The patents for the Strataprinter are two types. The first is for the method of operating the Strataprinter. The second is the devices that apply the method. These patents are more or less general in scope.
The actual number of inventions necessary for making a working Strataprinter are far more numerous than the inventions of the patents that protect the Strataprinter as a whole. Many of these are held as proprietary trade secrets. Only unique manufacturing methods or designs that are not obvious in the finished product can be kept proprietary without patenting. The manufacturing formulas and tools for constructing the Strataprinter printhead structure and the silicone bladder of the Strataprinter Air-pad Module are examples of secret proprietary developments undisclosed in patents.
As a rule, patenting is only worth the expense if the invention is both obvious and unique. Say to yourself, "has this been done before?" and "is it easy to do with basic skills?" If the answer is no to the first and yes to the last, then the invention needs a patent.
Products that supply improvements to already existing processes, devices or applications are easier to develop and sell than stand-alone, full function products. There is little resistance to add-on's in the established marketplace because they confirm the function of the installed base of a technology and do not threaten it.
The Strataprinter was first conceived as an add-on to traditional screen process machinery to eliminate image distortion in thick-film printing applications. However, it turned out that Strataprinter technology required too many changes in the traditional process to be an add-on. These changes in the process were so complete that they demanded their own system base. The process integrated the pre-press screenmaking operations with the function of the printer so the same process controls could be used for both. The Strataprinter was thus developed as a stand-alone system with a single controler for both screen exposure and printing, a revolutionary concept in printing technology.
Conventional wisdom dictates that separate functions equal separate products. However, from the very outset the concept of the Strataprinter cried out to be a turn-key, desktop, all in one printer. Why? The answer is "because it could". No other process ever had the potential of being this and not to do it would have been ignoring its major benefits.
Criticism of the Strataprinter from the business side is that the purchase of a system requires too much of a committment. It doesn't easily dovetail with traditional skills or with installed equipment or processes. One licensee of Strataprinter patents went out of its way to develop single-function, non-system based printing machines totally ignoring the Strataprinter's pre-press applications. This failed because the benefits of Strataprinter technology are not competitive when compared to other monolithic solutions.

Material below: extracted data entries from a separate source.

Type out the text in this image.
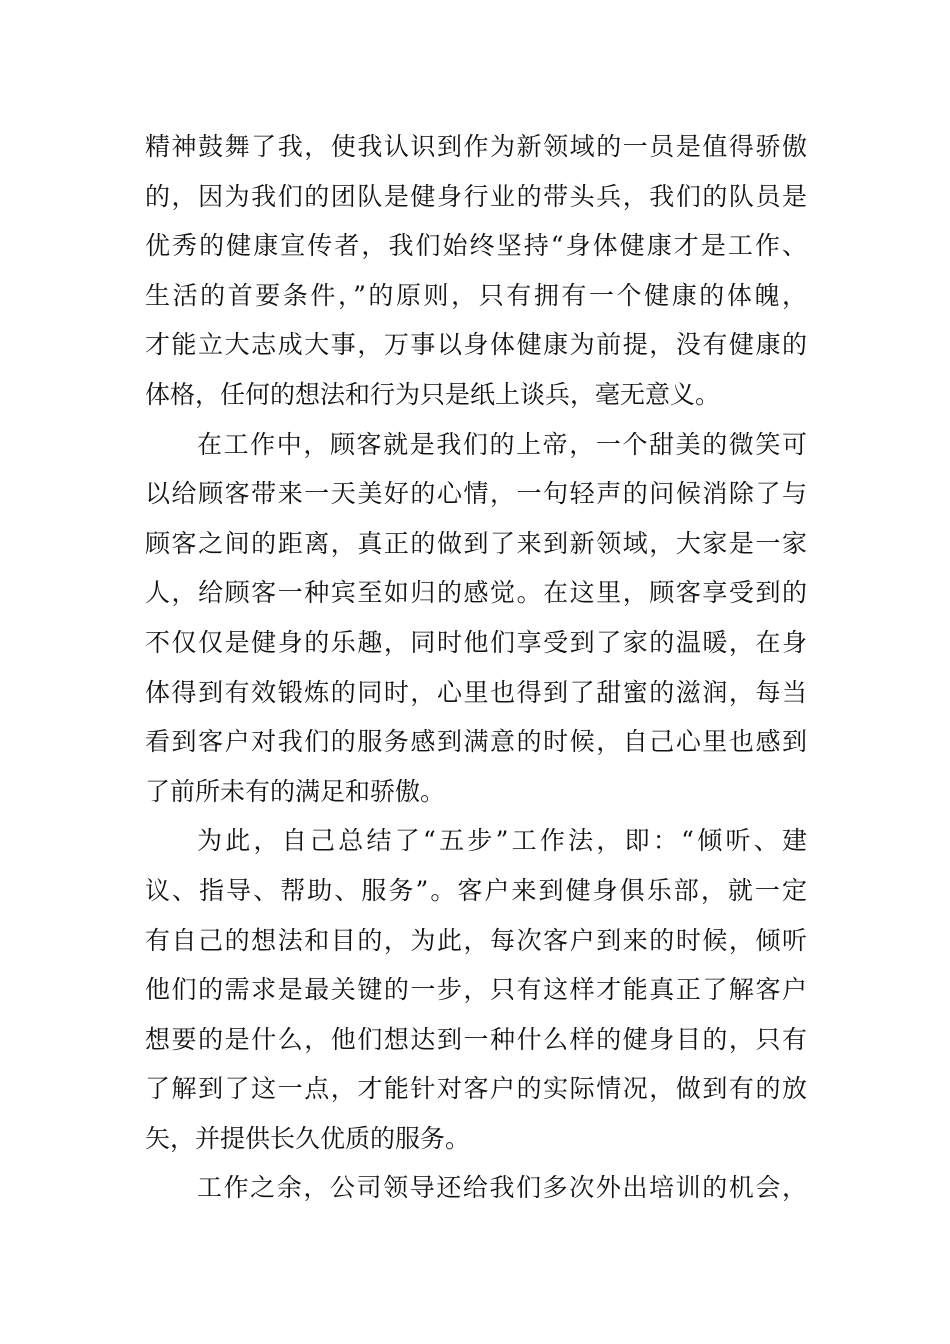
精神鼓舞了我，使我认识到作为新领域的一员是值得骄傲
的，因为我们的团队是健身行业的带头兵，我们的队员是
优秀的健康宣传者，我们始终坚持“身体健康才是工作、
生活的首要条件，”的原则，只有拥有一个健康的体魄，
才能立大志成大事，万事以身体健康为前提，没有健康的
体格，任何的想法和行为只是纸上谈兵，毫无意义。
在工作中，顾客就是我们的上帝，一个甜美的微笑可
以给顾客带来一天美好的心情，一句轻声的问候消除了与
顾客之间的距离，真正的做到了来到新领域，大家是一家
人，给顾客一种宾至如归的感觉。在这里，顾客享受到的
不仅仅是健身的乐趣，同时他们享受到了家的温暖，在身
体得到有效锻炼的同时，心里也得到了甜蜜的滋润，每当
看到客户对我们的服务感到满意的时候，自己心里也感到
了前所未有的满足和骄傲。
为此，自己总结了“五步”工作法，即：“倾听、建
议、指导、帮助、服务”。客户来到健身俱乐部，就一定
有自己的想法和目的，为此，每次客户到来的时候，倾听
他们的需求是最关键的一步，只有这样才能真正了解客户
想要的是什么，他们想达到一种什么样的健身目的，只有
了解到了这一点，才能针对客户的实际情况，做到有的放
矢，并提供长久优质的服务。
工作之余，公司领导还给我们多次外出培训的机会，
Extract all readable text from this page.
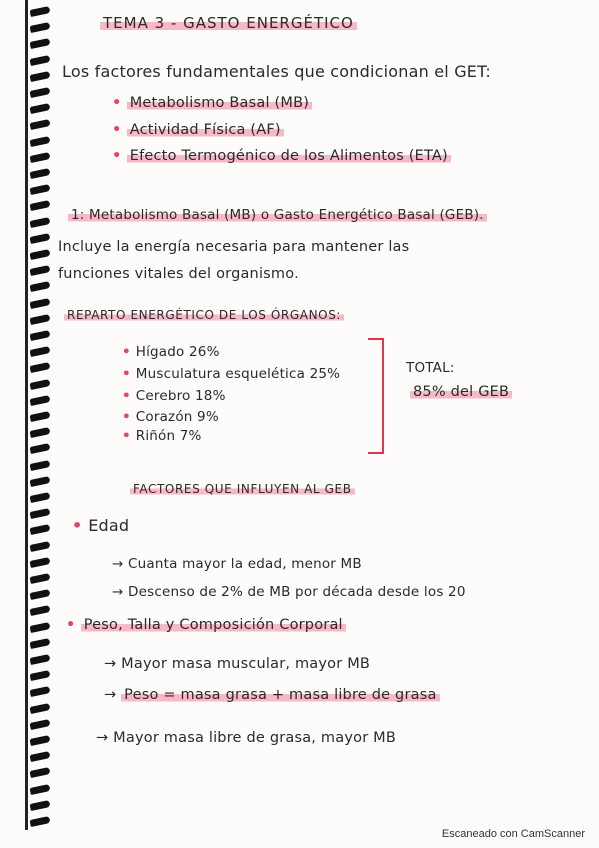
TEMA 3 - GASTO ENERGÉTICO
Los factores fundamentales que condicionan el GET:
• Metabolismo Basal (MB)
• Actividad Física (AF)
• Efecto Termogénico de los Alimentos (ETA)
1: Metabolismo Basal (MB) o Gasto Energético Basal (GEB).
Incluye la energía necesaria para mantener las
funciones vitales del organismo.
REPARTO ENERGÉTICO DE LOS ÓRGANOS:
• Hígado 26%
• Musculatura esquelética 25%
• Cerebro 18%
• Corazón 9%
• Riñón 7%
TOTAL:
85% del GEB
FACTORES QUE INFLUYEN AL GEB
• Edad
→ Cuanta mayor la edad, menor MB
→ Descenso de 2% de MB por década desde los 20
• Peso, Talla y Composición Corporal
→ Mayor masa muscular, mayor MB
→ Peso = masa grasa + masa libre de grasa
→ Mayor masa libre de grasa, mayor MB
Escaneado con CamScanner
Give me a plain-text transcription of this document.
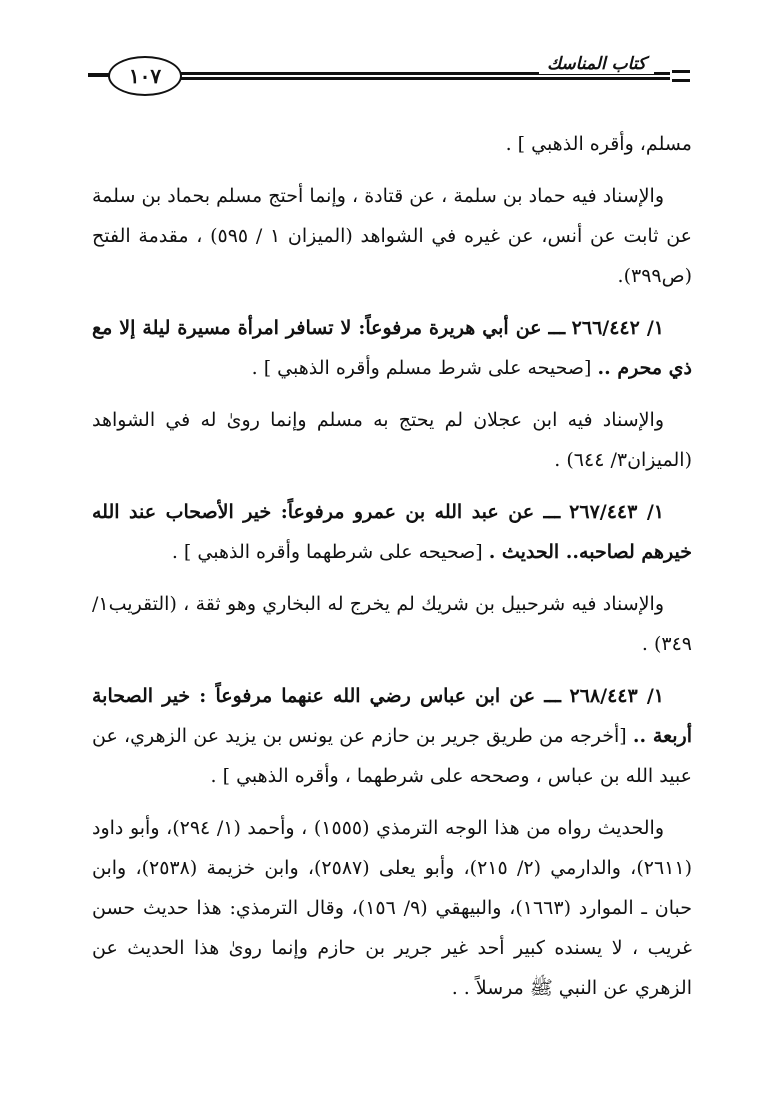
كتاب المناسك
١٠٧

مسلم، وأقره الذهبي ] .

والإسناد فيه حماد بن سلمة ، عن قتادة ، وإنما أحتج مسلم بحماد بن سلمة عن ثابت عن أنس، عن غيره في الشواهد (الميزان ١ / ٥٩٥) ، مقدمة الفتح (ص٣٩٩).

١/ ٢٦٦/٤٤٢ ـــ عن أبي هريرة مرفوعاً: لا تسافر امرأة مسيرة ليلة إلا مع ذي محرم .. [صحيحه على شرط مسلم وأقره الذهبي ] .

والإسناد فيه ابن عجلان لم يحتج به مسلم وإنما روىٰ له في الشواهد (الميزان٣/ ٦٤٤) .

١/ ٢٦٧/٤٤٣ ـــ عن عبد الله بن عمرو مرفوعاً: خير الأصحاب عند الله خيرهم لصاحبه.. الحديث . [صحيحه على شرطهما وأقره الذهبي ] .

والإسناد فيه شرحبيل بن شريك لم يخرج له البخاري وهو ثقة ، (التقريب١/ ٣٤٩) .

١/ ٢٦٨/٤٤٣ ـــ عن ابن عباس رضي الله عنهما مرفوعاً : خير الصحابة أربعة .. [أخرجه من طريق جرير بن حازم عن يونس بن يزيد عن الزهري، عن عبيد الله بن عباس ، وصححه على شرطهما ، وأقره الذهبي ] .

والحديث رواه من هذا الوجه الترمذي (١٥٥٥) ، وأحمد (١/ ٢٩٤)، وأبو داود (٢٦١١)، والدارمي (٢/ ٢١٥)، وأبو يعلى (٢٥٨٧)، وابن خزيمة (٢٥٣٨)، وابن حبان ـ الموارد (١٦٦٣)، والبيهقي (٩/ ١٥٦)، وقال الترمذي: هذا حديث حسن غريب ، لا يسنده كبير أحد غير جرير بن حازم وإنما روىٰ هذا الحديث عن الزهري عن النبي ﷺ مرسلاً . .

The decision to design the Strataprinter as a modularly expandable, multi-function printing system is based not on market demands but on technical capabilities. The singular benefits of the Strataprinter are capable of supporting their own market.
When the Strataprinter was first demonstrated in 1985 the internal devices needed for its function were just beginning to be available. It was this convergence of availability and need that rapidly changed the Strataprinter from a Kluge to a Mac overnight. Comparison of the two functional schematic descriptions in the 1987 patent show this conclusively!
Three technologies found useful at this stage were the pneumatics of Surface Mount Technology, the electronics of Fuel Injection Technology and the effeciencies made available from the new CMOS logic chips. These, along with the newly available photopolymer emulsions, industrial silicone compounds and low cost high actintic light sources, combined to make it possible to finalize the engineering parameters and begin production after a relatively short period of development (compared to industrial averages).
This was all accomplished with determined research and a lot of help from suppliers. There is a favorite quote from Edwin Land. "You can solve any problem with just the objects in the room." If those objects are the right industrial supply catalogs, this is certainly true.
Everything used by the Strataprinter system is unique to the Strataprinter system. Not only are the exposure unit and printer special to Strataprinter technology but its screens ("printing plates") and even inks are captive products too.
The first components of the system to be manufactured were the Master Control Module, the Printhead and the Screen Cartridge. These components were to be OEM products supplied to "field-of-use" licensees who would use them in specialized printing devices they would design and manufacture.
The first such product was a joint venture project with LDM Products: the Strataprinter Air-pad Module.